Corte Costituzionale, sentenza del 20 maggio 2008, n. 161.
Il Tribunale ordinario di Roma, in funzione di giudice del lavoro, ha sollevato questione di legittimità costituzionale dell’art. 2, commi 159 e 161, del decreto-legge 3 ottobre 2006, n. 262 (Disposizioni urgenti in materia tributaria e finanziaria), convertito, con modificazioni, dall’art. 1, comma 1, della legge 24 novembre 2006, n. 286, per violazione degli artt. 97 e 98 della Costituzione. Il comma 159 – modificando il comma 8 dell’art. 19 del d.lgs. n. 165/01 – prevede l’applicazione del c.d. spoils system, anche agli incarichi di funzioni dirigenziali conferiti a personale «non appartenente ai ruoli di cui all’articolo 23» che cessano «decorsi novanta giorni dal voto sulla fiducia al Governo». Il comma 161 stabilisce, invece, che i suddetti incarichi, in sede di prima applicazione della nuova normativa, conferiti prima del 17 maggio 2006, «cessano ove non confermati entro sessanta giorni dalla data di entrata in vigore» dello stesso decreto-legge n. 262 del 2006. L’A.G.O ritiene che tale normativa si ponga in contrasto con gli artt. 97 e 98 Cost., in quanto determina in modo automatico la interruzione del rapporto di lavoro senza alcun momento valutativo.
La Corte Costituzionale dichiara l’illegittimità costituzionale dell’art. 2, comma 161, del decreto-legge 3 ottobre 2006, n. 262 convertito, con modificazioni, dall’art. 1, comma 1, della legge 24 novembre 2006, n. 286, nella parte in cui dispone che gli incarichi conferiti al personale non appartenente ai ruoli di cui all’art. 23 del decreto legislativo 30 marzo 2001, n. 165 «conferiti prima del 17 maggio 2006, cessano ove non confermati entro sessanta giorni dalla data di entrata in vigore del presente decreto».
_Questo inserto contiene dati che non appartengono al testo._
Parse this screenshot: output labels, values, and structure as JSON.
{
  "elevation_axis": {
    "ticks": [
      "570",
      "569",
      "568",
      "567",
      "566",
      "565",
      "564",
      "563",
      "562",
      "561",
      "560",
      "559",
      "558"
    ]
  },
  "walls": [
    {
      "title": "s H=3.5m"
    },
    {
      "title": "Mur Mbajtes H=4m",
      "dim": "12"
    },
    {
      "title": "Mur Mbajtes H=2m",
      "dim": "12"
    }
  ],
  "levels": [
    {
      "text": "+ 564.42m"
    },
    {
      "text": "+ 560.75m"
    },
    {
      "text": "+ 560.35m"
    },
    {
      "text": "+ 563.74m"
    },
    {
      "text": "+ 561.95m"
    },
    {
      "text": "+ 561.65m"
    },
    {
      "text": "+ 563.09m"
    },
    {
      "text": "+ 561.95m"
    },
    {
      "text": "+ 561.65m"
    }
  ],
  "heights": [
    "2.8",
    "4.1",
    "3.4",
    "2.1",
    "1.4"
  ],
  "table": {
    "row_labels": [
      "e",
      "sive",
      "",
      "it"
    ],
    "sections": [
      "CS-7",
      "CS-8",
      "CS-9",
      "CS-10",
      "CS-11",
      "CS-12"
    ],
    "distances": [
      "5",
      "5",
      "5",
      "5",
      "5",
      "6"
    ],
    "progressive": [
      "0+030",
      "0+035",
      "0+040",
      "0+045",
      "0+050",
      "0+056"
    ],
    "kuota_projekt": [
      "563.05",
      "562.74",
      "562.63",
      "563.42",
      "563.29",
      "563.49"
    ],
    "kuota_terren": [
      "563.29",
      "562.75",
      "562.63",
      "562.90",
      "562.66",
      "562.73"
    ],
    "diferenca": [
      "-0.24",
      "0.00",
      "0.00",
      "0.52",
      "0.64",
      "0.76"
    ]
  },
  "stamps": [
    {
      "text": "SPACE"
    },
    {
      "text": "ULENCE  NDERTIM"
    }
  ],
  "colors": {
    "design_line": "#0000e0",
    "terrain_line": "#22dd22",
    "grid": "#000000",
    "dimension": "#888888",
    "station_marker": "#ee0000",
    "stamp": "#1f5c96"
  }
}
La norma, prevedendo la immediata cessazione del rapporto dirigenziale alla scadenza del sessantesimo giorno dall’entrata in vigore del decreto-legge n. 262 del 2006, salvo riconferma, configura un meccanismo di spoils system automatico e una tantum illegittimo, in quanto viola i principi costituzionali di buon andamento e imparzialità e «il principio di continuità dell’azione amministrativa che è strettamente correlato a quello di buon andamento dell’azione stessa».
La cessazione anticipata ex lege del rapporto impedisce infatti la verifica della responsabilità dirigenziale sulla base di una valutazione dei risultati che il dirigente deve perseguire, “nel rispetto degli indirizzi posti dal vertice politico, avendo a disposizione un periodo di tempo adeguato, modulato in ragione della peculiarità della singola posizione dirigenziale e del contesto complessivo in cui la stessa è inserita».
Né può salvare la norma dalla dichiarazione di illegittimità costituzionale la tipologia di incarico conferita che nel caso in esame riguarda gli “incarichi conferiti a personale dipendente da “altre” amministrazioni pubbliche (il ricorrente è dirigente «di seconda fascia» appartenente al personale della carriera prefettizia). La natura “esterna” dell’incarico “non costituisce un elemento in grado di diversificare in senso fiduciario il rapporto di lavoro dirigenziale, che deve rimanere caratterizzato, sul piano funzionale, da una netta e chiara separazione tra attività di indirizzo politico-amministrativo e funzioni gestorie”. Anche per i dirigenti “esterni”, infatti, il rapporto di lavoro instaurato con l’amministrazione che attribuisce l’incarico deve essere «connotato da specifiche garanzie, le quali presuppongono che esso sia regolato in modo tale da assicurare la tendenziale continuità dell’azione amministrativa e una chiara distinzione funzionale tra i compiti di indirizzo politico-amministrativo e quelli di gestione».